Text: Psalm 119:145-152
Big Idea: God uses our trials to draw us to Himself – in prayer and in His Word – to remind us we need Him, and He is near.
Difficult times are a tool in God’s hands, to reveal to us the insufficiency of our own strength, and the all-sufficiency of Christ. This leads us to the cross. It leads us to a greater trust in God’s Word, and a greater dependency on His grace. So in your weakness keep praying, because God hears. And keep trusting, because God is near.
Because God hears:
1. Pray sincerely. (v. 145)
Before we are told what David prays, we are told how he prays. He prays with his whole heart – with a central focus, with complete sincerity. He’s not going through the motions. He’s not doing a religious work to impress anyone. He is desperate, he is in need, and he is calling out to God with everything he’s got.
As oxygen fills our lungs carrying life to the body, so prayer does for our soul, filling us with fresh affections for God, reminders of His faithfulness, and dependence on Jesus.
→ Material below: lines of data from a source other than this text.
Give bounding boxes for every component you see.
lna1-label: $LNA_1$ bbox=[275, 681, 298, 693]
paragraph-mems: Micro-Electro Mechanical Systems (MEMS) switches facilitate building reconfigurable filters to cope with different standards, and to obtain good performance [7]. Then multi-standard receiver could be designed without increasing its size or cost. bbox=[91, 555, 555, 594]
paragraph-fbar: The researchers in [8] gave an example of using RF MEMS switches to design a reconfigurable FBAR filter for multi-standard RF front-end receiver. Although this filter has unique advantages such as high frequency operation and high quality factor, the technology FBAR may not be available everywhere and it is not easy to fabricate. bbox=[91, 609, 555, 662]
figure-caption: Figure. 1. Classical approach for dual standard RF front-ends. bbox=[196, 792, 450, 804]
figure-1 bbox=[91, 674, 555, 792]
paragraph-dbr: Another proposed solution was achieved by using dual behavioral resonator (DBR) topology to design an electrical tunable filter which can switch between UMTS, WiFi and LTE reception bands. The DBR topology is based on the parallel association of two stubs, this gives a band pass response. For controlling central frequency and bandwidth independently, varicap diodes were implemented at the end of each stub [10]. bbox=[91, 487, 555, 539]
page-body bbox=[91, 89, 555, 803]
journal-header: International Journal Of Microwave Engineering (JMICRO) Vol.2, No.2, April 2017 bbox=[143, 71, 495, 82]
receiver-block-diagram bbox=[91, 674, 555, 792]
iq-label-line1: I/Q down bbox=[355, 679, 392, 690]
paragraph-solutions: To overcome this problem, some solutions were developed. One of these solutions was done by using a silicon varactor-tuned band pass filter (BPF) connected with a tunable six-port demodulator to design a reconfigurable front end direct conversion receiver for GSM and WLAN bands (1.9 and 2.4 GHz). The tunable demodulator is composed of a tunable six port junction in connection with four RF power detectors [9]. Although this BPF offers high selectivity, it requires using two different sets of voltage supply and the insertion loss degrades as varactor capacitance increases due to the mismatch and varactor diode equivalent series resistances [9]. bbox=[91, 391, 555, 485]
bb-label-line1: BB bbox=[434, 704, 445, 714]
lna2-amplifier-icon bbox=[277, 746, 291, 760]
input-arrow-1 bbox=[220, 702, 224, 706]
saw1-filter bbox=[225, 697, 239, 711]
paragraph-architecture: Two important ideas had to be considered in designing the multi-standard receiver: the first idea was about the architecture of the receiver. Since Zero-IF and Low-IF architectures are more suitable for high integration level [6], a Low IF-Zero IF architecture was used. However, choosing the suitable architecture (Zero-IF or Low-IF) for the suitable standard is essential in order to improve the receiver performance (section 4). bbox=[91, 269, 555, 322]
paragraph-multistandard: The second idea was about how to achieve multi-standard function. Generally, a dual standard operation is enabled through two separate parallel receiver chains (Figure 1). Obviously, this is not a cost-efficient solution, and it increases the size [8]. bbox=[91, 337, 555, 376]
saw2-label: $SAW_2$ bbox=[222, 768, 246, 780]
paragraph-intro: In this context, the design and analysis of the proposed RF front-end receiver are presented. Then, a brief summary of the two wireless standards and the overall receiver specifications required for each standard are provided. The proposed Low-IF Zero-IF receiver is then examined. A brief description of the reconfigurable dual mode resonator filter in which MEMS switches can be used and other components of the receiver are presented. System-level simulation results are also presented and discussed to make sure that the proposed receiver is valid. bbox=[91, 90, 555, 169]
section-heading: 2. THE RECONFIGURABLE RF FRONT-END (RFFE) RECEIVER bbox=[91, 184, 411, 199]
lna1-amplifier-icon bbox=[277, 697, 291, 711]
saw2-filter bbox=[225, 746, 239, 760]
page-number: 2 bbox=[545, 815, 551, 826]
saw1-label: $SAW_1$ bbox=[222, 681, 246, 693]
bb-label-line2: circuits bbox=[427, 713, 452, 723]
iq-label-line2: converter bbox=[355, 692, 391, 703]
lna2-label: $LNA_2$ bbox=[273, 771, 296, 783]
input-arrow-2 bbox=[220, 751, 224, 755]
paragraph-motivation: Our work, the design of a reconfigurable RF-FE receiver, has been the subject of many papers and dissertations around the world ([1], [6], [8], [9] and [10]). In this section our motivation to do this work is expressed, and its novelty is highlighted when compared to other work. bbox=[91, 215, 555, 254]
To pray sincerely is to breathe deeply and be refreshed.
2. Pray scripturally. (v. 146)
These two verses mirror each other. The prayer (I cry, I call), the plea (answer me, save me), and the purpose: David’s prayer is connected to a desire to keep God’s Word, to remember and to obey God’s commands.
We can pray like the psalmist, “Hear me Lord”, and we know God hears our prayers, ultimately because of what Jesus has done. And when we pray “save me Lord”, we know we are saved only by faith in what Jesus has done for us. Jesus is the reason we can pray and be heard. He is the one sitting at the right hand of the Father, interceding for us even now, guaranteeing our prayers are heard. Let Jesus – the Word made flesh – guide our prayers.
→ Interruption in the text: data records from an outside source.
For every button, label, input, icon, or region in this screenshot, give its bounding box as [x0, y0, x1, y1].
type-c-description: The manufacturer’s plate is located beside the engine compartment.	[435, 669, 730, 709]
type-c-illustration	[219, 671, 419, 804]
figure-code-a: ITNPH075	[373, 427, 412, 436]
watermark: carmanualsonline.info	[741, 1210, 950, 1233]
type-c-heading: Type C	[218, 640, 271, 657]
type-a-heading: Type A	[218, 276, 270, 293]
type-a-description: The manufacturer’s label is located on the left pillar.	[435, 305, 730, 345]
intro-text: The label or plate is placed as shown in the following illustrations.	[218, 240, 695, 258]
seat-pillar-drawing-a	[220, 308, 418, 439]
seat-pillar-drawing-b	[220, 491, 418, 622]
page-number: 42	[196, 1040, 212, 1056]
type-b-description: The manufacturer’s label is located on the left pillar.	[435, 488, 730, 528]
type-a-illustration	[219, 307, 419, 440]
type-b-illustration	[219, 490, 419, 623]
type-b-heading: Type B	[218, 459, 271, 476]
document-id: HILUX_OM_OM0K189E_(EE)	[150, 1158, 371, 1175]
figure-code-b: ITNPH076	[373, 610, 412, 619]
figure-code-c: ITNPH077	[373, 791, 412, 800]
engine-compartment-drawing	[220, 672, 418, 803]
3. Pray sacrificially. (vv. 147-49)
I’m not saying the act of prayer earns us God’s love or forgiveness or atone for any sin. Jesus is the one and only sacrifice for our sins. What I mean is this: Pray in a way that causes you forsake other things in order to prioritize spending time in prayer. David says “I rise before dawn and cry for help”. He’s awake before the last watch of the night, which was between 2 a.m. and 6 a.m. – the wee hours of the morning. David is saying, “Lord, I’m choosing to seek you, to pray to you, to be in your presence, rather than sleep”. His trial’s urgency made prayer a priority.
This is not to guilt us into praying. Prayer is not a burden to be tolerated, but it is a treasure to be discovered. Don’t wait for desperate times to be desperate in prayer. Because God hears us, nothing we lose, nothing we put aside so that we can pray, will compare to the joy we gain by being in His presence.
Because God is near:
1. Don’t live in fear. (vv. 150-151a)
David is not sugar-coating the situation. He’s in trouble. From a human perspective, he has a reason to be afraid, a reason to panic.  But you are near, O LORD. The enemy is close, but God is closer. It feels like the devil is winning the battle, but I know that Christ has already won the war.
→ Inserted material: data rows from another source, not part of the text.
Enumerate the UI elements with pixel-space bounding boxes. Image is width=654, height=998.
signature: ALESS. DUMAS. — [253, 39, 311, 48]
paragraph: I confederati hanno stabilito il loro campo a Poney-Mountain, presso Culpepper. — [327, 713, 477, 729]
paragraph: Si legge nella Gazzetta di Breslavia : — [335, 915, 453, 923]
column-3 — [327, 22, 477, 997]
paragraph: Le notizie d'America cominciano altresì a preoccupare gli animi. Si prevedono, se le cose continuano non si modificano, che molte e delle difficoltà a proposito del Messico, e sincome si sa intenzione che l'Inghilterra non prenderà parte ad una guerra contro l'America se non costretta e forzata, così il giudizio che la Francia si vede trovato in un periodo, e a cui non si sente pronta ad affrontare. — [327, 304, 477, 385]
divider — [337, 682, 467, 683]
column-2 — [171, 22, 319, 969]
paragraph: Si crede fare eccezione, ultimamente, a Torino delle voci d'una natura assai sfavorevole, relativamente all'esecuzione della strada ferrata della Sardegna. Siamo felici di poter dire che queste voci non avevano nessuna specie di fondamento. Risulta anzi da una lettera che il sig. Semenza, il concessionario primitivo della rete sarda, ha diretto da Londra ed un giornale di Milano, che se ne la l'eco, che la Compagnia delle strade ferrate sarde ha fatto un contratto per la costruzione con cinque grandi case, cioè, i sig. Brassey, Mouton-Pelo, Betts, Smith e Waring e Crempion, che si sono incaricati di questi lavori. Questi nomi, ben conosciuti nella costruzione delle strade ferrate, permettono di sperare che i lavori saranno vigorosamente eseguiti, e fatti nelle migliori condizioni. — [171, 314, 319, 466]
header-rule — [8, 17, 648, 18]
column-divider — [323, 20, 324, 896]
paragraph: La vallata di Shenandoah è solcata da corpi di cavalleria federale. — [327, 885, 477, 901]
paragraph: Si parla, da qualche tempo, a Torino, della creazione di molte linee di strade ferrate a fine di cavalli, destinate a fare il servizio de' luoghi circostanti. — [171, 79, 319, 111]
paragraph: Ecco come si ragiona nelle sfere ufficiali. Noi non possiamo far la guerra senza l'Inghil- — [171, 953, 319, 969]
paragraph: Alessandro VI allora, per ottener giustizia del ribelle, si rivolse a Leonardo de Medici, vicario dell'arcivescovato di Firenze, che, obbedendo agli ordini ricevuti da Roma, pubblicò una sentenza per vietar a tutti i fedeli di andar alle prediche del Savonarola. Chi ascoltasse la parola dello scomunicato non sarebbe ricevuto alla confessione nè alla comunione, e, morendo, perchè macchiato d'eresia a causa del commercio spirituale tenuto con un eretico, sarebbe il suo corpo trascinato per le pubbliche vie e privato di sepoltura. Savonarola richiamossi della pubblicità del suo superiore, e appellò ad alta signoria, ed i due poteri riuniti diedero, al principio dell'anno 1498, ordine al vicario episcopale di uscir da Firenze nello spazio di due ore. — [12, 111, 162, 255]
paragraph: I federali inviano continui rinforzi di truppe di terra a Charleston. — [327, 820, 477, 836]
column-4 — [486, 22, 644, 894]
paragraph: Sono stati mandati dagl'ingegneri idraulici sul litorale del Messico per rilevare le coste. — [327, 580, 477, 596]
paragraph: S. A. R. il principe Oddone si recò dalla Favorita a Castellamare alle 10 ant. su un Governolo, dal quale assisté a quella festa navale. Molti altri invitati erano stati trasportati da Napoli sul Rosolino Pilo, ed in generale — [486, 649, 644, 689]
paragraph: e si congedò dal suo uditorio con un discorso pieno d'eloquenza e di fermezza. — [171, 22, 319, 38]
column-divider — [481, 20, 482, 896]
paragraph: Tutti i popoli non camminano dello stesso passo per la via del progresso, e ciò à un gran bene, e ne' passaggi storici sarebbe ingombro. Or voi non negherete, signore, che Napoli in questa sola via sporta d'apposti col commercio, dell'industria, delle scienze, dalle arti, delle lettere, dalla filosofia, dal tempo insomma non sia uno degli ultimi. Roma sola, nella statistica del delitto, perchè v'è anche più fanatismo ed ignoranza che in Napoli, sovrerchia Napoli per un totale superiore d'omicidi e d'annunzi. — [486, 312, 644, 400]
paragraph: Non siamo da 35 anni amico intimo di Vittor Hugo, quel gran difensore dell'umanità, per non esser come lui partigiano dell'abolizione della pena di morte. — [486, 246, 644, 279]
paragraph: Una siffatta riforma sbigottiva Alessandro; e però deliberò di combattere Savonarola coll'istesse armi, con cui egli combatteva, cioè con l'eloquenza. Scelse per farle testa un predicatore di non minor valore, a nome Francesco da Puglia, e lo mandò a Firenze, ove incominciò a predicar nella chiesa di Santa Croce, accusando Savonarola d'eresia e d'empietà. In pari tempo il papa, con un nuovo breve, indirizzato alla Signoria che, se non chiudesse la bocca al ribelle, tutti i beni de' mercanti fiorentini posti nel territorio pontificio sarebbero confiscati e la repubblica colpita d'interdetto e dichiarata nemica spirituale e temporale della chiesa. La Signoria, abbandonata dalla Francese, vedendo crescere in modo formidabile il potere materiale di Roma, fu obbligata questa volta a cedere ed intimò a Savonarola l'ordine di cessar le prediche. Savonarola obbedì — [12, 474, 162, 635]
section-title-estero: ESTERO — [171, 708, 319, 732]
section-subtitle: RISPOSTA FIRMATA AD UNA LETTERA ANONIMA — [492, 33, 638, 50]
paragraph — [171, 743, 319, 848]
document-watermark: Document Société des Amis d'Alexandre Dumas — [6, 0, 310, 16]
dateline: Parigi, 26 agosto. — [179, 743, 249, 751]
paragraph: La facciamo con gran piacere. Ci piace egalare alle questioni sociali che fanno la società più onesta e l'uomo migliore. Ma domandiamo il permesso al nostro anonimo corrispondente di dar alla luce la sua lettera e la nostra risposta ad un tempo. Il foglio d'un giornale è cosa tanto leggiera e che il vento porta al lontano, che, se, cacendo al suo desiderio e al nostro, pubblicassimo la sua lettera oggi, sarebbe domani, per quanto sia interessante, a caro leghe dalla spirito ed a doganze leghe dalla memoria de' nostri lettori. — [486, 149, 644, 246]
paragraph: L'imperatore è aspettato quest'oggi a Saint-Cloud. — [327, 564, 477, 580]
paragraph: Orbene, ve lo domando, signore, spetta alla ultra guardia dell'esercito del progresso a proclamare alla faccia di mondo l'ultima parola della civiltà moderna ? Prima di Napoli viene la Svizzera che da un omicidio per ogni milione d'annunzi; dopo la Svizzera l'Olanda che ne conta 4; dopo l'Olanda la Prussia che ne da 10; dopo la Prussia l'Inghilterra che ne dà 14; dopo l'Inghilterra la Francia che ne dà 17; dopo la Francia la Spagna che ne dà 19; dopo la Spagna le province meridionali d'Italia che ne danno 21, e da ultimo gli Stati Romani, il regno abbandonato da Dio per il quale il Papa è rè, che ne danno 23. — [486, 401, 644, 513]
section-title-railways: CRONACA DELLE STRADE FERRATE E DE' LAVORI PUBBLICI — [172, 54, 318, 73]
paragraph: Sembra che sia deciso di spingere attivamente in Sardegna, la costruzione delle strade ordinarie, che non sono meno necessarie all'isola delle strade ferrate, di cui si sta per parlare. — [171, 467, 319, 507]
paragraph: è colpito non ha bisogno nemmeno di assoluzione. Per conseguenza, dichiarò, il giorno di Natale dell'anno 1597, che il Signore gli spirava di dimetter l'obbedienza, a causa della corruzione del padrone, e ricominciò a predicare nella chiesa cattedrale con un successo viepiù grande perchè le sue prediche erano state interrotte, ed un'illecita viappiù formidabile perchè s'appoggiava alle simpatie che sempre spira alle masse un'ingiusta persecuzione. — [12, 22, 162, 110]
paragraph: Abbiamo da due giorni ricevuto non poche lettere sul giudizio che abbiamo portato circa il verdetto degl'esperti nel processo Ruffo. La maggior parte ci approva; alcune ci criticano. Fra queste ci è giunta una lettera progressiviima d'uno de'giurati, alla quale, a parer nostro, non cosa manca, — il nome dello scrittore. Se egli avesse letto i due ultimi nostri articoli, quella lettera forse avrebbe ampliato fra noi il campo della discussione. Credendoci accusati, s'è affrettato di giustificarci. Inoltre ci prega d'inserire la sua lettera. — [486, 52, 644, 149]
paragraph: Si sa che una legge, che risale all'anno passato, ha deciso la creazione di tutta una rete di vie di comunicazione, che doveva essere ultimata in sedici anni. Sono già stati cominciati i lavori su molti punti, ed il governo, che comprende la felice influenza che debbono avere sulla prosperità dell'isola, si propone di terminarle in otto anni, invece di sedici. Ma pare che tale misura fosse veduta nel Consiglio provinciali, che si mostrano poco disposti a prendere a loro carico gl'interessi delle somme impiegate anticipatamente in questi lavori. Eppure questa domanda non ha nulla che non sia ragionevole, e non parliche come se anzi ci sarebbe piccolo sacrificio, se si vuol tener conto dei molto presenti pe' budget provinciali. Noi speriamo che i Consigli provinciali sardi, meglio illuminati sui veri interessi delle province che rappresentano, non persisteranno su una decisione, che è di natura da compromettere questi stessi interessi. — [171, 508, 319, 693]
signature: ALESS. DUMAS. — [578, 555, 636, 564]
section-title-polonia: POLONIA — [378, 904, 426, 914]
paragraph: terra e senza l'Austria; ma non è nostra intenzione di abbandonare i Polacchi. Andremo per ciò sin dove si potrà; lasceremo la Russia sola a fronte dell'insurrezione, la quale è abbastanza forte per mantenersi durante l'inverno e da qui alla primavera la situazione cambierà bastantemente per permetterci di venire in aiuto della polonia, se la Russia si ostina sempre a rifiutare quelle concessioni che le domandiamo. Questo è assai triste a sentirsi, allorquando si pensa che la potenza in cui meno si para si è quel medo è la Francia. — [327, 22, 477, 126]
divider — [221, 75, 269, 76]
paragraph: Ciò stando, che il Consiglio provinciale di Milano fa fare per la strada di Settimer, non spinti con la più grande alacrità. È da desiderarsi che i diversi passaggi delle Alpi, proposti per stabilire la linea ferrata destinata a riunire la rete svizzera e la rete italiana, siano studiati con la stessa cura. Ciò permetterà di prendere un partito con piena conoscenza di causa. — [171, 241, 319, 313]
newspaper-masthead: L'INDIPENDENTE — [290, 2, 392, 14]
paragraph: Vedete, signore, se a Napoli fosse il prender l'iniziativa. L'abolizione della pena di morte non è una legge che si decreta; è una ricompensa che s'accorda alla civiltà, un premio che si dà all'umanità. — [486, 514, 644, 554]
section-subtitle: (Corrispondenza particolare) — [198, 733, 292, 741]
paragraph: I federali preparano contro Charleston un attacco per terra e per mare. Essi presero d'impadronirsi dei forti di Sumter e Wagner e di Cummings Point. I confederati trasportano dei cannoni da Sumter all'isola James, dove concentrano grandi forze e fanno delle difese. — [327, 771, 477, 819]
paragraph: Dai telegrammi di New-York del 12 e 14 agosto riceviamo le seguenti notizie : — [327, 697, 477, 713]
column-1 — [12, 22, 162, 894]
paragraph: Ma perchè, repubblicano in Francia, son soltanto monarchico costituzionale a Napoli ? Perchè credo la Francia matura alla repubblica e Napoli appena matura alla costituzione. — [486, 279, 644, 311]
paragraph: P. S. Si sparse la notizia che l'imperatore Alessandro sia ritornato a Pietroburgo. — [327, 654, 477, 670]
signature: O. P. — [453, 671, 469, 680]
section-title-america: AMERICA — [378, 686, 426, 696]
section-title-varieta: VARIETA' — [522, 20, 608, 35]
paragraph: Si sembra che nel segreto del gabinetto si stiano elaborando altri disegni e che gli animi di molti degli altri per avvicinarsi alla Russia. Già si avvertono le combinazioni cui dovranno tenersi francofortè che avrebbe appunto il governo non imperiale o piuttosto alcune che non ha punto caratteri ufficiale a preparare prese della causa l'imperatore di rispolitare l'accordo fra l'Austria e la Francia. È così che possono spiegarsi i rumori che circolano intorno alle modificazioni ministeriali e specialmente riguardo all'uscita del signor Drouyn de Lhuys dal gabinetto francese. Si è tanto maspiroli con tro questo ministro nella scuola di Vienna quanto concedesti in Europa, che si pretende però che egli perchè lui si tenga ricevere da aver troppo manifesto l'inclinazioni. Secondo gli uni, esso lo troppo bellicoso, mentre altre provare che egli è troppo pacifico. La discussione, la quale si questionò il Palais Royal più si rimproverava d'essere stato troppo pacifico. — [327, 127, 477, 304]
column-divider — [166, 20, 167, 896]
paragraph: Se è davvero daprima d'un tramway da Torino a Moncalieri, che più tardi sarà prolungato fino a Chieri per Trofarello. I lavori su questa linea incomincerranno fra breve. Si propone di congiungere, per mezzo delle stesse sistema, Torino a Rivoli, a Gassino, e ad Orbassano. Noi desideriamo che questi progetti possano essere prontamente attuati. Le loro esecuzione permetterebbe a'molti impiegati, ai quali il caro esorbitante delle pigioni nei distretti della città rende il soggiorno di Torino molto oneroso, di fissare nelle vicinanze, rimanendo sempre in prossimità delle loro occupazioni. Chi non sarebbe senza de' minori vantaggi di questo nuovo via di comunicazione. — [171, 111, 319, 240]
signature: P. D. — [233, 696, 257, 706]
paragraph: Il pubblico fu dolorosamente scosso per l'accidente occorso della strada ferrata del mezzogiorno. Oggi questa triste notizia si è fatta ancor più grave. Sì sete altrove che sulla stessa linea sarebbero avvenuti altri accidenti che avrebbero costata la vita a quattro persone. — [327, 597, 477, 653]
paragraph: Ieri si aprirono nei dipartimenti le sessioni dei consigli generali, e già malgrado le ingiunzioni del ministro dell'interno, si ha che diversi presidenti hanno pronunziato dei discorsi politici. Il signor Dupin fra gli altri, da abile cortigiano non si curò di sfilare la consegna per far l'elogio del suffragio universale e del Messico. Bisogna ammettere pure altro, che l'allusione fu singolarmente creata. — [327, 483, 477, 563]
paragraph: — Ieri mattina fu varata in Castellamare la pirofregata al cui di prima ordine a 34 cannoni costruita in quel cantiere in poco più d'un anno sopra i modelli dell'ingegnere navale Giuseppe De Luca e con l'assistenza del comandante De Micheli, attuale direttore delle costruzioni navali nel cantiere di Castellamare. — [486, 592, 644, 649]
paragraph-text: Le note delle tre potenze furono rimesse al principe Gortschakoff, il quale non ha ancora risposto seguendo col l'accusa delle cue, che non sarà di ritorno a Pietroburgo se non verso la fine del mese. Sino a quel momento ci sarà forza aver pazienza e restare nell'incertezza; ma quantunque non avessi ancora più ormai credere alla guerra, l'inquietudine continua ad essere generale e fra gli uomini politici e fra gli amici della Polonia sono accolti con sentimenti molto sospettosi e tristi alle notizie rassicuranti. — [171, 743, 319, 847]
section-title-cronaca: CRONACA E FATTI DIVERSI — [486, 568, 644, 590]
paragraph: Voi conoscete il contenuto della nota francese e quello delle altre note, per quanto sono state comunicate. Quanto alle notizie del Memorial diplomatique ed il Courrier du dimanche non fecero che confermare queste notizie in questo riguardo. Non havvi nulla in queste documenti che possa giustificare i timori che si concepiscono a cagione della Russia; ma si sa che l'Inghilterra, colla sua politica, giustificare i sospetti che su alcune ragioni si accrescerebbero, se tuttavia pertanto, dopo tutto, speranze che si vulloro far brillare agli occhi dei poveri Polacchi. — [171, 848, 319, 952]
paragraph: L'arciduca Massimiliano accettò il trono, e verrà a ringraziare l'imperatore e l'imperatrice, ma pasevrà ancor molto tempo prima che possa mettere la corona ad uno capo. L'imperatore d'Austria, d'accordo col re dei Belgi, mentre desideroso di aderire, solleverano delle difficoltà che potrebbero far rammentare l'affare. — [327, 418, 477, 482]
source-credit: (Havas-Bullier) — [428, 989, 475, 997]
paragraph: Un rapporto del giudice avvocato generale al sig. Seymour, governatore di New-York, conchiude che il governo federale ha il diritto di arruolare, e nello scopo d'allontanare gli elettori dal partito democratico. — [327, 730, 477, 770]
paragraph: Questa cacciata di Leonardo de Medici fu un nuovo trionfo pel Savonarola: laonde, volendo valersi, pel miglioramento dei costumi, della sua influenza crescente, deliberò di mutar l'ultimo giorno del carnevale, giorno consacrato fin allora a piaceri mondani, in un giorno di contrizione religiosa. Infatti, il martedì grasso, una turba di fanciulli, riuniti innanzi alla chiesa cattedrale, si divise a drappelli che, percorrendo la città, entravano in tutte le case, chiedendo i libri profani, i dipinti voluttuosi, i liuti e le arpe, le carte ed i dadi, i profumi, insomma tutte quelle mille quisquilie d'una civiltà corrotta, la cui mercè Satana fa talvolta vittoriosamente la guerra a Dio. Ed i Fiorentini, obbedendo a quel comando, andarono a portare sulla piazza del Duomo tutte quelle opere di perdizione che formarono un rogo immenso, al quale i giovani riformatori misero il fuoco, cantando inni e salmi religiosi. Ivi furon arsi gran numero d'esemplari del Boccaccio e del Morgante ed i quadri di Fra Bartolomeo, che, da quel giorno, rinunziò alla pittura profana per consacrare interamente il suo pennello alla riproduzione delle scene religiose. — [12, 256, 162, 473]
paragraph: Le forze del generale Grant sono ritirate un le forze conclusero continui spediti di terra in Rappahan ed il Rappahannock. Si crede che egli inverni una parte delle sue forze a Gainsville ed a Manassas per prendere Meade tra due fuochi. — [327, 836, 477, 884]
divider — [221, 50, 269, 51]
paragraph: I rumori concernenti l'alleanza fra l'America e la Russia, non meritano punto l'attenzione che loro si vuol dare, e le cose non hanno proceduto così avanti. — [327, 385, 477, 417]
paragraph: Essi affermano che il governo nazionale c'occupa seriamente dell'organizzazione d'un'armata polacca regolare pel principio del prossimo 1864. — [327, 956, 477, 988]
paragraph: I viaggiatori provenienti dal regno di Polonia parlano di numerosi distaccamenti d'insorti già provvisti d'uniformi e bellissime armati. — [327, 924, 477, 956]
You don’t have to fear the past, because if you have placed your faith in Christ, every sin you have ever committed is paid in full and washed clean by the blood of the Lamb. You don’t have to fear the present, because God has promised He is with you, that He will never leave you nor forsake you. And you don’t have to fear the future, because those whom the Lord has saved, He has promised to keep.
2. Keep trusting in God and His Word (vv. 151b-152)
David isn’t out of the trial yet. The enemy is still closing in. But his comfort and his trust are secure, knowing that the Lord is near. He knows the Lord is going to protect him and provide for him. And how does David know this? Because of the promises of God’s word.
God is walking you through your trial – not to destroy but to strengthen your trust, to strengthen your faith. He is still near. He hasn’t gone anywhere. His commandments are still true. His word hasn’t changed. And even though it might be uncomfortable, and even a little scary, God won’t let you stay isolated and alone. He wants you with other believers. Other people who have scars. Others who know what it is to hurt, but who also know the healing touch of Jesus.
Remember: God is not done with you yet. He has not forgotten you, and He will act. In your weakness keep praying, because God hears. And in your trial, keep trusting, because God is near.